A devoted analysis of the archive’s violent nature, such as the one Morgan performs in this book, requires methodology capable of subverting the Othering constructed in the European travelers’ accounts and the thingification solidified in the slave ship ledger. Saidiya Hartman’s call for critical fabulations of enslaved women’s histories and radical thought reverberates through Morgan’s analysis of historical documents ranging from travelers’ accounts to newspaper advertisements and freedom lawsuits in colonial North America. The careful examination of the historical record which Morgan performs unravels the meaning of an embodied experience of slavery for African women. Because the market in enslaved workers and the institution of hereditary slavery depended on the reproductive and productive labor of African women to birth and care for children (who were also considered commodities and returns in investment), their experiences of sexual violence and the disruption of their private family lives were foundational to the formation of racial hierarchies—not incidental.
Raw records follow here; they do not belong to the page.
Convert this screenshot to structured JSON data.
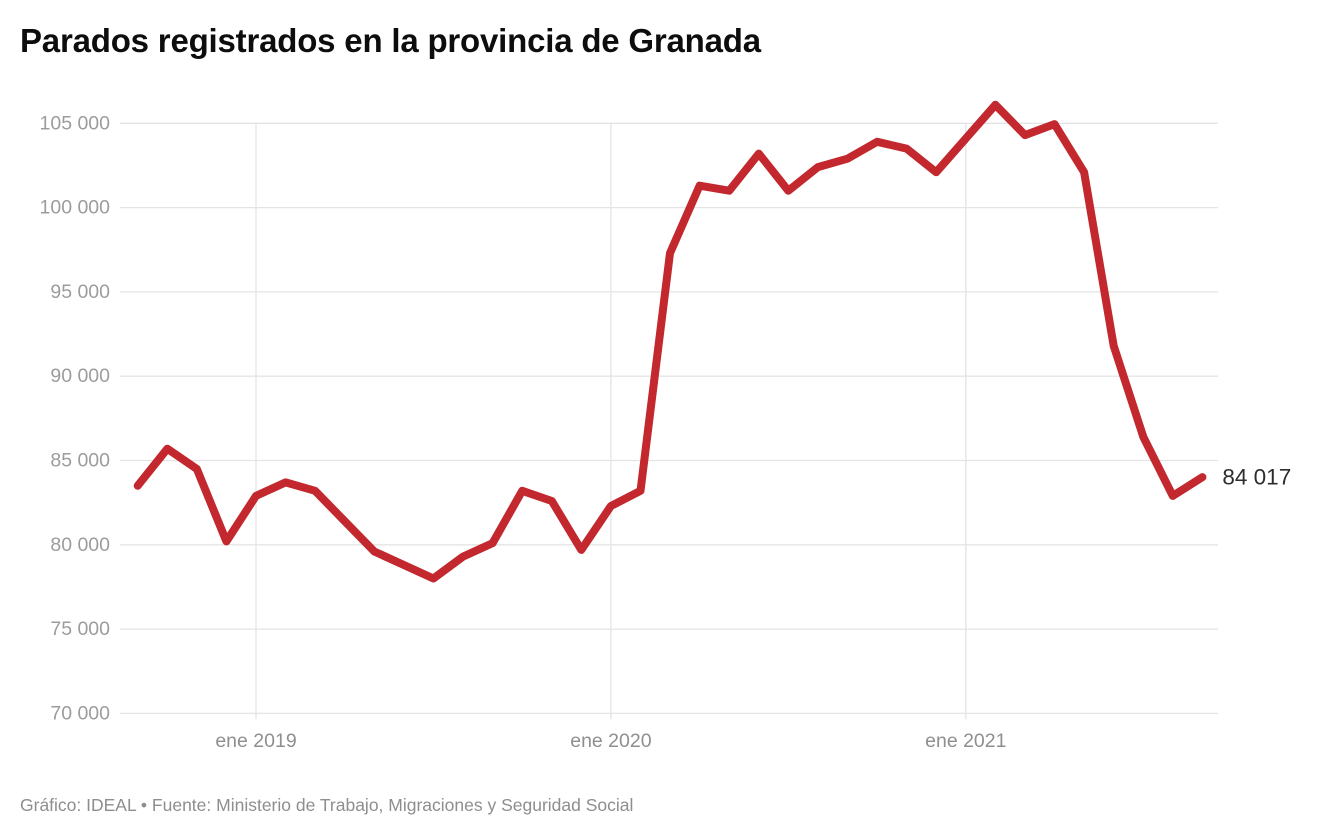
{
  "title": "Parados registrados en la provincia de Granada",
  "footer": "Gráfico: IDEAL • Fuente: Ministerio de Trabajo, Migraciones y Seguridad Social",
  "colors": {
    "line": "#c2282d",
    "grid": "#e4e4e4",
    "title_text": "#0d0d0d",
    "axis_text": "#9c9c9c",
    "x_axis_text": "#8f8f8f",
    "footer_text": "#8e8e8e",
    "end_label_text": "#2d2d2d",
    "background": "#ffffff"
  },
  "chart_data": {
    "type": "line",
    "title": "Parados registrados en la provincia de Granada",
    "xlabel": "",
    "ylabel": "",
    "ylim": [
      70000,
      105000
    ],
    "grid": "horizontal every 5000; vertical at each January tick",
    "legend_position": "none",
    "x": [
      "sep 2018",
      "oct 2018",
      "nov 2018",
      "dic 2018",
      "ene 2019",
      "feb 2019",
      "mar 2019",
      "abr 2019",
      "may 2019",
      "jun 2019",
      "jul 2019",
      "ago 2019",
      "sep 2019",
      "oct 2019",
      "nov 2019",
      "dic 2019",
      "ene 2020",
      "feb 2020",
      "mar 2020",
      "abr 2020",
      "may 2020",
      "jun 2020",
      "jul 2020",
      "ago 2020",
      "sep 2020",
      "oct 2020",
      "nov 2020",
      "dic 2020",
      "ene 2021",
      "feb 2021",
      "mar 2021",
      "abr 2021",
      "may 2021",
      "jun 2021",
      "jul 2021",
      "ago 2021",
      "sep 2021"
    ],
    "series": [
      {
        "name": "Parados registrados",
        "values": [
          83500,
          85700,
          84500,
          80200,
          82900,
          83700,
          83200,
          81400,
          79600,
          78800,
          78000,
          79300,
          80100,
          83200,
          82600,
          79700,
          82300,
          83200,
          97300,
          101300,
          101000,
          103200,
          101000,
          102400,
          102900,
          103900,
          103500,
          102100,
          104100,
          106100,
          104300,
          104950,
          102100,
          91800,
          86400,
          82900,
          84017
        ]
      }
    ],
    "y_ticks": [
      {
        "value": 105000,
        "label": "105 000"
      },
      {
        "value": 100000,
        "label": "100 000"
      },
      {
        "value": 95000,
        "label": "95 000"
      },
      {
        "value": 90000,
        "label": "90 000"
      },
      {
        "value": 85000,
        "label": "85 000"
      },
      {
        "value": 80000,
        "label": "80 000"
      },
      {
        "value": 75000,
        "label": "75 000"
      },
      {
        "value": 70000,
        "label": "70 000"
      }
    ],
    "x_ticks": [
      {
        "index": 4,
        "label": "ene 2019"
      },
      {
        "index": 16,
        "label": "ene 2020"
      },
      {
        "index": 28,
        "label": "ene 2021"
      }
    ],
    "end_label": {
      "value": 84017,
      "label": "84 017"
    }
  }
}
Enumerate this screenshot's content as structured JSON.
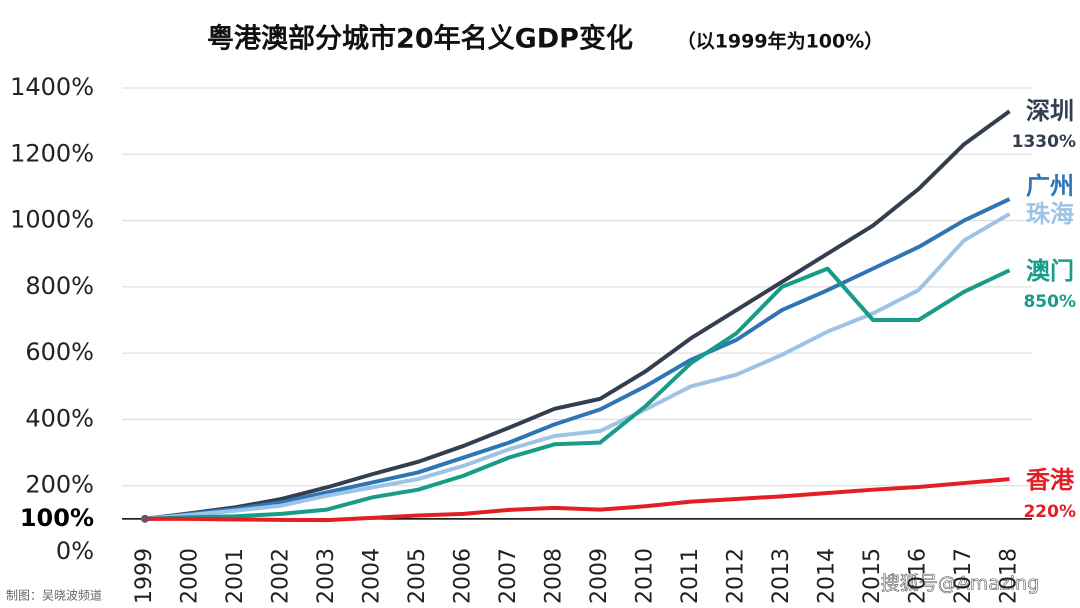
{
  "chart_data": {
    "type": "line",
    "title": "粤港澳部分城市20年名义GDP变化",
    "subtitle": "（以1999年为100%）",
    "categories": [
      "1999",
      "2000",
      "2001",
      "2002",
      "2003",
      "2004",
      "2005",
      "2006",
      "2007",
      "2008",
      "2009",
      "2010",
      "2011",
      "2012",
      "2013",
      "2014",
      "2015",
      "2016",
      "2017",
      "2018"
    ],
    "series": [
      {
        "name": "深圳",
        "color": "#333f50",
        "end_label": "1330%",
        "values": [
          100,
          117,
          135,
          160,
          195,
          235,
          272,
          320,
          375,
          432,
          462,
          545,
          645,
          730,
          815,
          900,
          985,
          1095,
          1230,
          1330
        ]
      },
      {
        "name": "广州",
        "color": "#2e75b6",
        "values": [
          100,
          115,
          130,
          150,
          180,
          210,
          240,
          285,
          330,
          385,
          430,
          500,
          580,
          640,
          730,
          790,
          855,
          920,
          1000,
          1065
        ]
      },
      {
        "name": "珠海",
        "color": "#9dc3e6",
        "values": [
          100,
          112,
          125,
          140,
          170,
          195,
          220,
          260,
          310,
          350,
          365,
          430,
          500,
          535,
          595,
          665,
          720,
          790,
          940,
          1020
        ]
      },
      {
        "name": "澳门",
        "color": "#179c88",
        "end_label": "850%",
        "values": [
          100,
          105,
          108,
          115,
          128,
          165,
          188,
          230,
          285,
          325,
          330,
          440,
          570,
          660,
          800,
          855,
          700,
          700,
          785,
          850
        ]
      },
      {
        "name": "香港",
        "color": "#e31e24",
        "end_label": "220%",
        "values": [
          100,
          100,
          98,
          97,
          96,
          103,
          110,
          115,
          127,
          133,
          128,
          138,
          152,
          160,
          168,
          178,
          188,
          196,
          208,
          220
        ]
      }
    ],
    "ylim": [
      0,
      1400
    ],
    "yticks": [
      {
        "value": 0,
        "label": "0%"
      },
      {
        "value": 200,
        "label": "200%"
      },
      {
        "value": 400,
        "label": "400%"
      },
      {
        "value": 600,
        "label": "600%"
      },
      {
        "value": 800,
        "label": "800%"
      },
      {
        "value": 1000,
        "label": "1000%"
      },
      {
        "value": 1200,
        "label": "1200%"
      },
      {
        "value": 1400,
        "label": "1400%"
      }
    ],
    "baseline": {
      "value": 100,
      "label": "100%"
    },
    "grid": true,
    "credit": "制图：吴晓波频道",
    "watermark": "搜狐号@Amazing"
  }
}
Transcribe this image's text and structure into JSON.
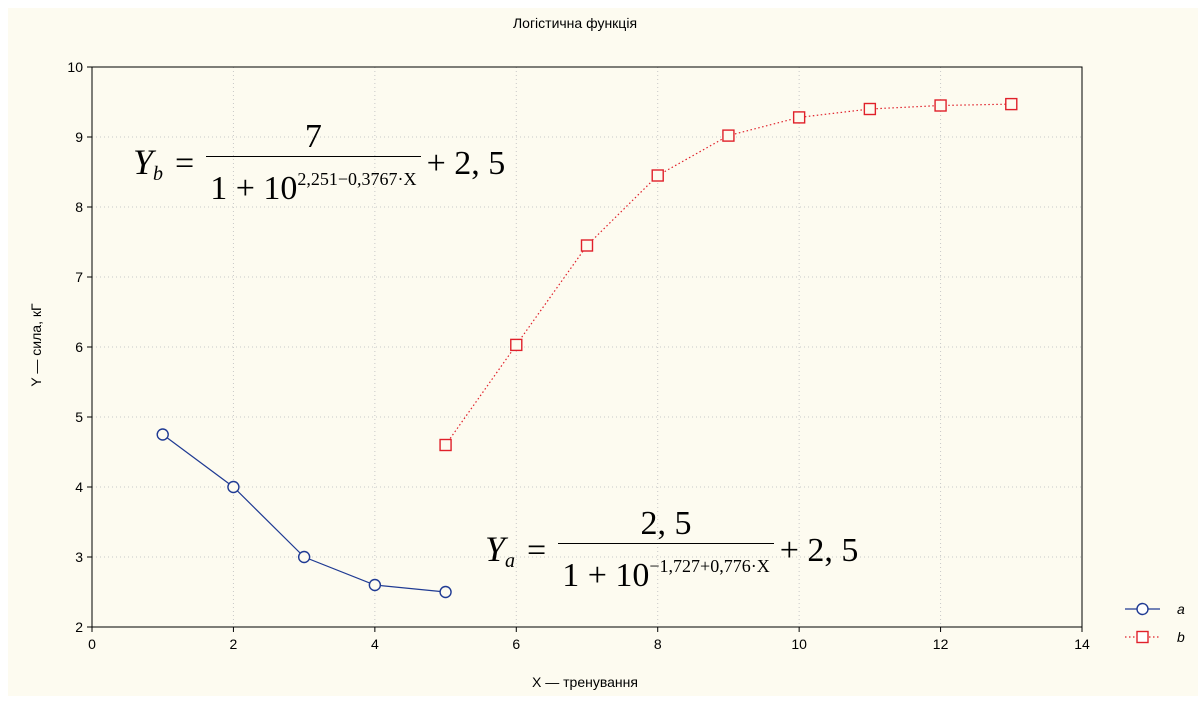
{
  "chart_data": {
    "type": "line",
    "title": "Логістична функція",
    "xlabel": "X — тренування",
    "ylabel": "Y — сила, кГ",
    "xlim": [
      0,
      14
    ],
    "ylim": [
      2,
      10
    ],
    "x_ticks": [
      "0",
      "2",
      "4",
      "6",
      "8",
      "10",
      "12",
      "14"
    ],
    "y_ticks": [
      "2",
      "3",
      "4",
      "5",
      "6",
      "7",
      "8",
      "9",
      "10"
    ],
    "grid": true,
    "legend_position": "bottom-right",
    "series": [
      {
        "name": "a",
        "color": "#1f3a93",
        "marker": "circle",
        "line_style": "solid",
        "x": [
          1,
          2,
          3,
          4,
          5
        ],
        "y": [
          4.75,
          4.0,
          3.0,
          2.6,
          2.5
        ]
      },
      {
        "name": "b",
        "color": "#e0202a",
        "marker": "square",
        "line_style": "dotted",
        "x": [
          5,
          6,
          7,
          8,
          9,
          10,
          11,
          12,
          13
        ],
        "y": [
          4.6,
          6.03,
          7.45,
          8.45,
          9.02,
          9.28,
          9.4,
          9.45,
          9.47
        ]
      }
    ],
    "annotations": {
      "eq_b": {
        "lhs": "Y",
        "sub": "b",
        "equals": "=",
        "numerator": "7",
        "den_base": "1 + 10",
        "den_exp": "2,251−0,3767·X",
        "tail": "+ 2, 5"
      },
      "eq_a": {
        "lhs": "Y",
        "sub": "a",
        "equals": "=",
        "numerator": "2, 5",
        "den_base": "1 + 10",
        "den_exp": "−1,727+0,776·X",
        "tail": "+ 2, 5"
      }
    }
  }
}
The actions of African mothers in captivity, often described in simplifying terms of madness, sadness, desperation, illness, and carelessness may have expressed a clear comprehension of the kind of disruption they were experiencing and careful analysis of their role in producing children to be consumed by the market. Through critical fabulation, the author explores the possible meanings enslaved African women associated with their captivity, how they might have used their previous experiences in commerce and trade networks to evaluate their position in the marketplace, what they might have assumed to be the future for themselves and their children, and how these considerations may have informed their actions. Throughout the book, Morgan discusses infanticides, miscarriages, suicides, and even the decision to ‘willingly’ go onto a slave ship as ways in which women have responded to the gendered horrors to which they were submitted in attempts to take hold of their future and that of their kin and communities. Towards the end of the book, we are invited to consider African women’s experiences of marronage and truancy, for which there is ample but elusive evidence. The documents which describe maroon women as victims of violent rebellious men may testify precisely to their ability to play with gendered, racialized expectations of docility to create opportunities to collaborate in rebellion, participate as maroon leadership, support truancy, hide, and run away.

Finally, this book can reveal the fundamentally racialized, gendered character of theories and knowledge that still orient much of the way we understand the world. Liberal economic principles enmeshed in the histories of racial hierarchies are seldom questioned as products of social relations rather than as forces of nature. International organizations inform economic policies by demographic projections based on notions not too distant from those Morgan analyzes in travelers’ accounts from centuries ago. Welfare and public health institutions reproduce, in their policies, profoundly racist ideas regarding Black motherhood. Morgan’s work and the questions it asks have the potential to destabilize these modern categories. As Black women lead worldwide movements to affirm the worth of Black lives in the face of white-supremacist violence today, Reckoning with Slavery illuminates some of the roots of this radical tradition of imagining Black futurity and making the world anew against the seemingly all-powerful forces of the state and the market.